# T-9?



## Ang Rita (Feb 19, 2008)

Anyone know anything about the T9? I've got relatively small hands, and the T9 with the wood handles and steel frame looks very enticing. I'm particularly interested in handling characteristics and reliability. :smt1099
AR


----------



## Baldy (Jun 21, 2006)

May I ask who makes the T-9? :smt017


----------



## Baldy (Jun 21, 2006)

OK I am awake now. I would suggest you go to a shop and handle one and then handle some of the other guns. You will know the right one when you pick it up. If you can't shoot them I know of no other way to judge them. Good luck. :smt1099


----------



## submoa (Dec 16, 2007)

Baldy said:


> May I ask who makes the T-9? :smt017


Kahr K9's bigger brother.


----------



## Ang Rita (Feb 19, 2008)

Thanks, Baldy and Submoa. Yes, the T9 has a half inch more barrel than the K9. Both have steel frames. The T9 looks as though I could get the web of my hand really close to the trigger. There are no dealers in my area that carry the Kahr; hence the inquiry. :smt083
AR


----------



## DaveShooter (Jun 1, 2007)

Ang Rita said:


> Thanks, Baldy and Submoa.
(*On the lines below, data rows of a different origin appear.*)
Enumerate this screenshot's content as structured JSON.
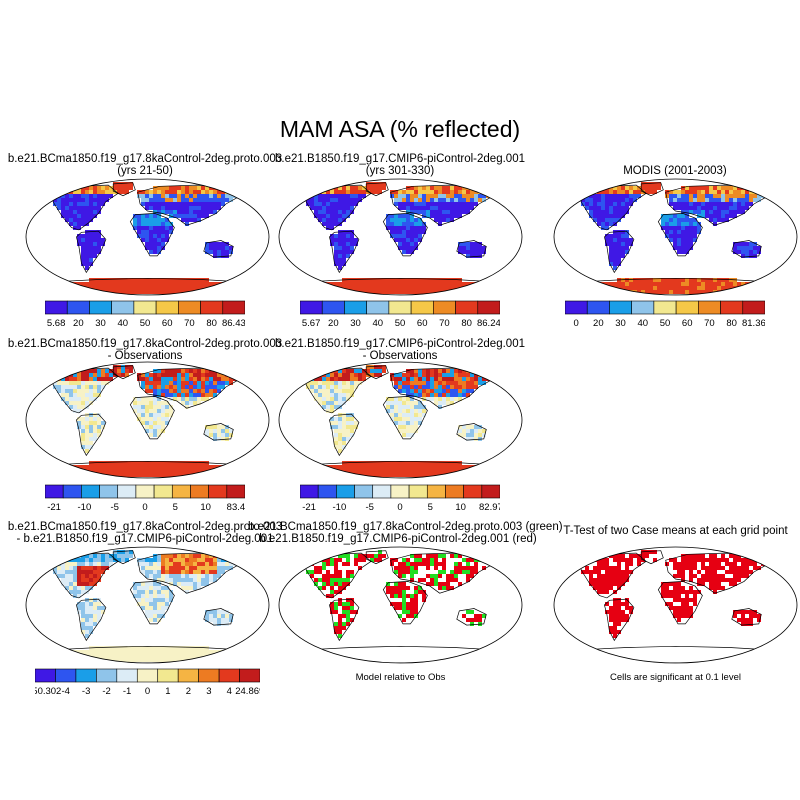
{
  "figure": {
    "title": "MAM ASA (% reflected)"
  },
  "colors": {
    "scale_abs": [
      "#3f18e5",
      "#2e55f0",
      "#1a9ee8",
      "#8fc4ea",
      "#f2e890",
      "#f5c848",
      "#ed8b24",
      "#e3391e",
      "#c21c1c"
    ],
    "scale_diff": [
      "#3f18e5",
      "#2e55f0",
      "#1a9ee8",
      "#8fc4ea",
      "#dcecf6",
      "#f7f2c6",
      "#f2e890",
      "#f5b443",
      "#ed7b22",
      "#e3391e",
      "#c21c1c"
    ],
    "sig_red": "#e60012",
    "sig_green": "#22dd22",
    "land_outline": "#000000"
  },
  "panels": [
    {
      "id": "r1c1",
      "title_line1": "b.e21.BCma1850.f19_g17.8kaControl-2deg.proto.003",
      "title_line2": "(yrs 21-50)",
      "kind": "abs",
      "colorbar_labels": [
        "5.68",
        "20",
        "30",
        "40",
        "50",
        "60",
        "70",
        "80",
        "86.43"
      ]
    },
    {
      "id": "r1c2",
      "title_line1": "b.e21.B1850.f19_g17.CMIP6-piControl-2deg.001",
      "title_line2": "(yrs 301-330)",
      "kind": "abs",
      "colorbar_labels": [
        "5.67",
        "20",
        "30",
        "40",
        "50",
        "60",
        "70",
        "80",
        "86.24"
      ]
    },
    {
      "id": "r1c3",
      "title_line1": "MODIS (2001-2003)",
      "title_line2": "",
      "kind": "abs",
      "colorbar_labels": [
        "0",
        "20",
        "30",
        "40",
        "50",
        "60",
        "70",
        "80",
        "81.36"
      ]
    },
    {
      "id": "r2c1",
      "title_line1": "b.e21.BCma1850.f19_g17.8kaControl-2deg.proto.003",
      "title_line2": "- Observations",
      "kind": "diff",
      "colorbar_labels": [
        "-21",
        "-10",
        "-5",
        "0",
        "5",
        "10",
        "83.4"
      ]
    },
    {
      "id": "r2c2",
      "title_line1": "b.e21.B1850.f19_g17.CMIP6-piControl-2deg.001",
      "title_line2": "- Observations",
      "kind": "diff",
      "colorbar_labels": [
        "-21",
        "-10",
        "-5",
        "0",
        "5",
        "10",
        "82.97"
      ]
    },
    {
      "id": "r3c1",
      "title_line1": "b.e21.BCma1850.f19_g17.8kaControl-2deg.proto.003",
      "title_line2": "- b.e21.B1850.f19_g17.CMIP6-piControl-2deg.001",
      "kind": "casediff",
      "colorbar_labels": [
        "-50.302",
        "-4",
        "-3",
        "-2",
        "-1",
        "0",
        "1",
        "2",
        "3",
        "4",
        "24.869"
      ]
    },
    {
      "id": "r3c2",
      "title_line1": "b.e21.BCma1850.f19_g17.8kaControl-2deg.proto.003 (green)",
      "title_line2": "b.e21.B1850.f19_g17.CMIP6-piControl-2deg.001 (red)",
      "kind": "relative",
      "caption": "Model relative to Obs"
    },
    {
      "id": "r3c3",
      "title_line1": "T-Test of two Case means at each grid point",
      "title_line2": "",
      "kind": "ttest",
      "caption": "Cells are significant at 0.1 level"
    }
  ]
}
Yes, the T9 has a half inch more barrel than the K9. Both have steel frames. The T9 looks as though I could get the web of my hand really close to the trigger. There are no dealers in my area that carry the Kahr; hence the inquiry. :smt083
> AR


 it is one nice pistol. i have one. i also have a p45 and a k40.
t9 reminds me of smith's mod. 39. get one you won't be sorry.
dave


----------